Sixth Sunday in Ordinary Time (A)
St. Anthony, the Abbot, whose feastday we celebrate on January 17 embraced asceticism. He was known for his wisdom and a life in the ways of Christ. He gave up his life of affluence when he heard in Church that if he wanted to be perfect he had to sell all his belongings, and give them to the poor (cf. Mt 19:21), and that tomorrow would take care of itself (cf Mt 6:34). One day two Greek philosophers visited him. They wanted to learn arguments about the truth of Christianity and the value of asceticism. Greek philosophers were known for their education, while Anthony did not attend extensive schooling. Anthony told his two Greek visitors: If you think me wise, become what I am, for we ought to imitate the good. Had I gone to you, I should have imitated you, but, since you have come to me, become what I am, for I am a Christian. Anthony’s life was one of becoming like Christ, not just knowing the arguments of becoming like Christ. He proved the world wrong in its affluence, and gave his wealth to the poor. He proved the world weak in rhetoric, and imitated the life of Christ. He proved the world wrong in its love and concern for itself, and spent his live in deep reverence and respect for God, so he could love neighbor as Christ loved him (www.catholic.org).
When King David was about to die, he instructed his son, Solomon: Take courage and be a man. Keep the mandate of the LORD, your God, following his ways and observing his statutes, commands, ordinances, and decrees as they are written in the law of Moses, that you may succeed in whatever you do, wherever you turn, and the LORD may fulfill the promise he made on my behalf when he said, ‘If your sons so conduct themselves that they remain faithful to me with their whole heart and with their whole soul, you shall always have someone of your line on the throne of Israel (1Kings 2:2-4).
Success is not about affluence, power and influence. It is not about houses, cars, computers or cell phones. It is not about insurances, stocks or bank accounts. Success is all about the end. Steven Covey would say in his book “The Seven Habits of Highly Effective People”: Begin with the end in mind. He encourages people to develop characteristics and values that would bring them to what they want to achieve. As Christians, our end in life is our relationship with God in the context of our relationship with His people. Success then is the acquisition of wisdom to grow in holiness through the observance of God’s commands, for “the beginning of wisdom is the fear of the LORD, and knowledge of the Holy One is understanding” (Prov 9:10).
Today Jesus brings us a picture of three of the ten commandments of God: the 5th – You shall not kill; the 6th – You shall not commit adultery; and the 7th – You shall not swear falsely. But all the Commandments do not simply end in the negative statement. They have much deeper and wider scope of understanding and much more to live of its implications.

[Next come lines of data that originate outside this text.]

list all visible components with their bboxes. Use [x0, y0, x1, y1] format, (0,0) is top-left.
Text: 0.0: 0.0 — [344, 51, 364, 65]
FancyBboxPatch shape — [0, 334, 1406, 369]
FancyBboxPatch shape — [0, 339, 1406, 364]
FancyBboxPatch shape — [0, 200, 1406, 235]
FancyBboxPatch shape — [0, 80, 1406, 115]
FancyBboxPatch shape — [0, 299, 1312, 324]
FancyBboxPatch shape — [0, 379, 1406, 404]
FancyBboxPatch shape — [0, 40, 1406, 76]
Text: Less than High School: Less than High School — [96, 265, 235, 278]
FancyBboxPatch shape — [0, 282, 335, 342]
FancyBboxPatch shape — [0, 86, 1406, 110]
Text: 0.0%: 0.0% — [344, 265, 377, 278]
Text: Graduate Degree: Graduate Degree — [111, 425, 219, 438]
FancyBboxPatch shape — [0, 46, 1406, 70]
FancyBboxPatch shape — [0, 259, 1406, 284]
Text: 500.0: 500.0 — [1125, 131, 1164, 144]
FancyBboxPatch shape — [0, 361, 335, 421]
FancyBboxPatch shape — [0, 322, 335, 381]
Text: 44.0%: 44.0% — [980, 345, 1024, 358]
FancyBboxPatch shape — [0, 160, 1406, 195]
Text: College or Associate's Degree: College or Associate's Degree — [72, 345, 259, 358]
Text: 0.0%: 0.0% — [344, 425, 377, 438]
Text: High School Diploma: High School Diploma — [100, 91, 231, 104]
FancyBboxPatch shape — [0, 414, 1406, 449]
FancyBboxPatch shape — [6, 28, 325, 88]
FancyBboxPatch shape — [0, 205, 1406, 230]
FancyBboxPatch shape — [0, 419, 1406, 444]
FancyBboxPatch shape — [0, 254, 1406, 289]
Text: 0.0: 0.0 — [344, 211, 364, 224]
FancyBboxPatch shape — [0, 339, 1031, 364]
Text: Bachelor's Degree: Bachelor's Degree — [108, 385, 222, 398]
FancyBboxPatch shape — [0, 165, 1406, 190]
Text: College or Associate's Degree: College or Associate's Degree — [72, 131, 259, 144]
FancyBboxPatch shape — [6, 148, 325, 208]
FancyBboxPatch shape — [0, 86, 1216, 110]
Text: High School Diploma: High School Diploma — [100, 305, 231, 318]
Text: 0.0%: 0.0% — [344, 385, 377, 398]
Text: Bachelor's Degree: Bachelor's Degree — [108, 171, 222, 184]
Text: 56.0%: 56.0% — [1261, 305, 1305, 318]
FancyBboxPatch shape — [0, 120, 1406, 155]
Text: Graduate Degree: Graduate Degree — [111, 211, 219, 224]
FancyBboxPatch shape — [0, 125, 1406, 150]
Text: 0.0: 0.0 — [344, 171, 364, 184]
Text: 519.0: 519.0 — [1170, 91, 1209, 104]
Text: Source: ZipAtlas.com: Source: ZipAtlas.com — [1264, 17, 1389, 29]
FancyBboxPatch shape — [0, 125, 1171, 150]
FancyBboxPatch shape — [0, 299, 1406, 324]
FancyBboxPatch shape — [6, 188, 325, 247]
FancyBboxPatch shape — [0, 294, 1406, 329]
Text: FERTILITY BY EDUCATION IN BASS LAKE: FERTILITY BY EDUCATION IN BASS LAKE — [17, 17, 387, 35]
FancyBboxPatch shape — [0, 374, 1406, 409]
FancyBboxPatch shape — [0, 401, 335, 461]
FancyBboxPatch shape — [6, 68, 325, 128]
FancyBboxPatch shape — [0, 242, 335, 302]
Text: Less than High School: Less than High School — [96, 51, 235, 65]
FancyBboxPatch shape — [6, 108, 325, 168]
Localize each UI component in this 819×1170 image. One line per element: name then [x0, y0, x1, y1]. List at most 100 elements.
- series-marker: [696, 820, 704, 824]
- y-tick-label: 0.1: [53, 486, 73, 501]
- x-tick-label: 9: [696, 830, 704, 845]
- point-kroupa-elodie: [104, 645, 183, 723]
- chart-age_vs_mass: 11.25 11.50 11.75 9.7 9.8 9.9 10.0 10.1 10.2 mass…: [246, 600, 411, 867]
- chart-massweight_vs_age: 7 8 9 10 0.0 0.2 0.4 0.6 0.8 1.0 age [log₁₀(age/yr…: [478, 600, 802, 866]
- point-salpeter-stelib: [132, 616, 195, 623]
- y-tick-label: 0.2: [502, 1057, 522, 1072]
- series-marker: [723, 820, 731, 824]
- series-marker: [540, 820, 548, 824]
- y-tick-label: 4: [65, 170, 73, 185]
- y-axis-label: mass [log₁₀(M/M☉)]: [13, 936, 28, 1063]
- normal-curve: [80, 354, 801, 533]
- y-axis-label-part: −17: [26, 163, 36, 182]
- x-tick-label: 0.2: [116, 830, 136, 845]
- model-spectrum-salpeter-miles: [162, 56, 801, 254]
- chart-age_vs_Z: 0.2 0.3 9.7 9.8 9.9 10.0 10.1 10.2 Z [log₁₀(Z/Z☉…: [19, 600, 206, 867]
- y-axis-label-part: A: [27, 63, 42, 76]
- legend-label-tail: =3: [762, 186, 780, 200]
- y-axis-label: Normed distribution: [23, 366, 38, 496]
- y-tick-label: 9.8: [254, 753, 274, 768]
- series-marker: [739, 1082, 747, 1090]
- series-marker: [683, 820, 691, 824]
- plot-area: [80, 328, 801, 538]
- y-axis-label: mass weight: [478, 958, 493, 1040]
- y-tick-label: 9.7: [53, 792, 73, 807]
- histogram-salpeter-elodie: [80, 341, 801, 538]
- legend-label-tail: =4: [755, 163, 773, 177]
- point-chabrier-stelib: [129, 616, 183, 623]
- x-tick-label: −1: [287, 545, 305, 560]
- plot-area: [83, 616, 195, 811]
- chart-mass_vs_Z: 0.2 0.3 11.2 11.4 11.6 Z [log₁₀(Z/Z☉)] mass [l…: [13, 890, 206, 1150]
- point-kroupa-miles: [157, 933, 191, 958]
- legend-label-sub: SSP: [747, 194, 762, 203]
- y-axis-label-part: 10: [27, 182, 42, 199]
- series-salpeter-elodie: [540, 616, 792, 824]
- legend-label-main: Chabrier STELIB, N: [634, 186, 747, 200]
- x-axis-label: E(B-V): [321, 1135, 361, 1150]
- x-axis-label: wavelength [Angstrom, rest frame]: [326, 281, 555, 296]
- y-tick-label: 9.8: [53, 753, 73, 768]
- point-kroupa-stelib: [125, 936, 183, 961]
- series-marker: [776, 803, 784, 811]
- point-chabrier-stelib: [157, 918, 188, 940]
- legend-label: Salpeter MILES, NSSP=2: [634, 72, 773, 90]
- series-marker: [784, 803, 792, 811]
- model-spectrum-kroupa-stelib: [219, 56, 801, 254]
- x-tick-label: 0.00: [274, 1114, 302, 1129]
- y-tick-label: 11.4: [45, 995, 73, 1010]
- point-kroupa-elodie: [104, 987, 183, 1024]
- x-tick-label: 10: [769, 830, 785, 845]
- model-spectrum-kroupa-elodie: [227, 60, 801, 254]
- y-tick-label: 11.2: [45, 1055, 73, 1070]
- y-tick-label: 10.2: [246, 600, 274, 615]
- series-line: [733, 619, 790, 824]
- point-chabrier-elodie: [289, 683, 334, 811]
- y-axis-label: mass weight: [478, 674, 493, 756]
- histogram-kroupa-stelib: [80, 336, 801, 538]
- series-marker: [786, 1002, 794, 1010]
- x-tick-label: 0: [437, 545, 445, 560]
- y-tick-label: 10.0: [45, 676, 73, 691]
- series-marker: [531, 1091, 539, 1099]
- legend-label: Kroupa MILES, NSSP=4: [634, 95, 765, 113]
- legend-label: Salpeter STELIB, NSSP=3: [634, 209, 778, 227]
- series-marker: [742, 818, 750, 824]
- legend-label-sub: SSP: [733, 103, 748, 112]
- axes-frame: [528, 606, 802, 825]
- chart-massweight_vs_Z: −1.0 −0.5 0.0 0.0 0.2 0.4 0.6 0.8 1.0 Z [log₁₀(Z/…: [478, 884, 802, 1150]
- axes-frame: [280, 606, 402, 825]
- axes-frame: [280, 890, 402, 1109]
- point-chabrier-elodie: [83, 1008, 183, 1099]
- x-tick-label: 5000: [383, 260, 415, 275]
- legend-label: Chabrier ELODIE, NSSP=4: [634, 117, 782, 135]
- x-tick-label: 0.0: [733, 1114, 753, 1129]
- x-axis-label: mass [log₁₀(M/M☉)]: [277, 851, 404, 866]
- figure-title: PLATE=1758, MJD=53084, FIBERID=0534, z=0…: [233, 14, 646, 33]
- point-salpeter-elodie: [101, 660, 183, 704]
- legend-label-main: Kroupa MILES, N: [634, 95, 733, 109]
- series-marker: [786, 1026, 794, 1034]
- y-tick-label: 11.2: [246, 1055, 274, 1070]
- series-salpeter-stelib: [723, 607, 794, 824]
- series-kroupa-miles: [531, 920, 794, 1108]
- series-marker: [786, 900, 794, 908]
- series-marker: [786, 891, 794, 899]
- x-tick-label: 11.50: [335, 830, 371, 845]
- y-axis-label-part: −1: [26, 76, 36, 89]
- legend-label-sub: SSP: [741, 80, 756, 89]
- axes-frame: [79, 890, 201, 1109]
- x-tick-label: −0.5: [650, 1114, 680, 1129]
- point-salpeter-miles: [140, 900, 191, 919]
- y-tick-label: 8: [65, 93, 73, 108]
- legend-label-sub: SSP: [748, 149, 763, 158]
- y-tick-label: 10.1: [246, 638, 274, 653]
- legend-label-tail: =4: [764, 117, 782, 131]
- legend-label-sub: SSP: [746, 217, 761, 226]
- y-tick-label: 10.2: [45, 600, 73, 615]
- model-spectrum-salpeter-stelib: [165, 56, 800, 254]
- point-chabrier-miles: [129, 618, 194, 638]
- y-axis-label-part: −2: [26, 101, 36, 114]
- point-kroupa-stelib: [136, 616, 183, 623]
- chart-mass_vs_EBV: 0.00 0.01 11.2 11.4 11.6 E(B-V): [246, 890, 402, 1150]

So, Jesus states them clearly for people to understand:
1. Murder does not happen for killing’s sake. It starts with anger, desire for revenge, jealousy, inordinate craving for wealth, or excessive drive for convenience. But St. Paul urges each one “to live in a manner worthy of the call you have received, with all humility and gentleness, with patience, bearing with one another through love, striving to preserve the unity of the spirit through the bond of peace” (Eph 4:1-3).
2. Adultery does not just happen. It’s a decision, for it’s for adults only. A Christian understands that marriage is in the name of the Lord. It is a privileged covenant with the Lord. The letter to the Hebrews says: “Let marriage be honored among all and the marriage bed be kept undefiled, for God will judge the immoral and adulterers” (13:4). Jesus also declares: “from the heart come evil thoughts, murder, adultery, unchastity, theft, false witness, blasphemy” (Mt 15:19).
3. False witness or swearing falsely. Words are precious. It was by His Word that God created the world. It was by His word that God created us, men and women, in His image and likeness; and yes, the Word became flesh and dwelt among us to deliver us from slavery to vices and sin. Words are our distinguishing attribute between us and other creatures.
So, convert your hearts, and your words will be full of wisdom, for “unless your righteousness surpasses that of the scribes and Pharisees, you will not enter the kingdom of heaven” (Mt 5:20). Let the Word and the Eucharist that we celebrate and receive, bring success to the work of our hands (Ps 90:17) and give glory to God. He is our wisdom, our end and our success.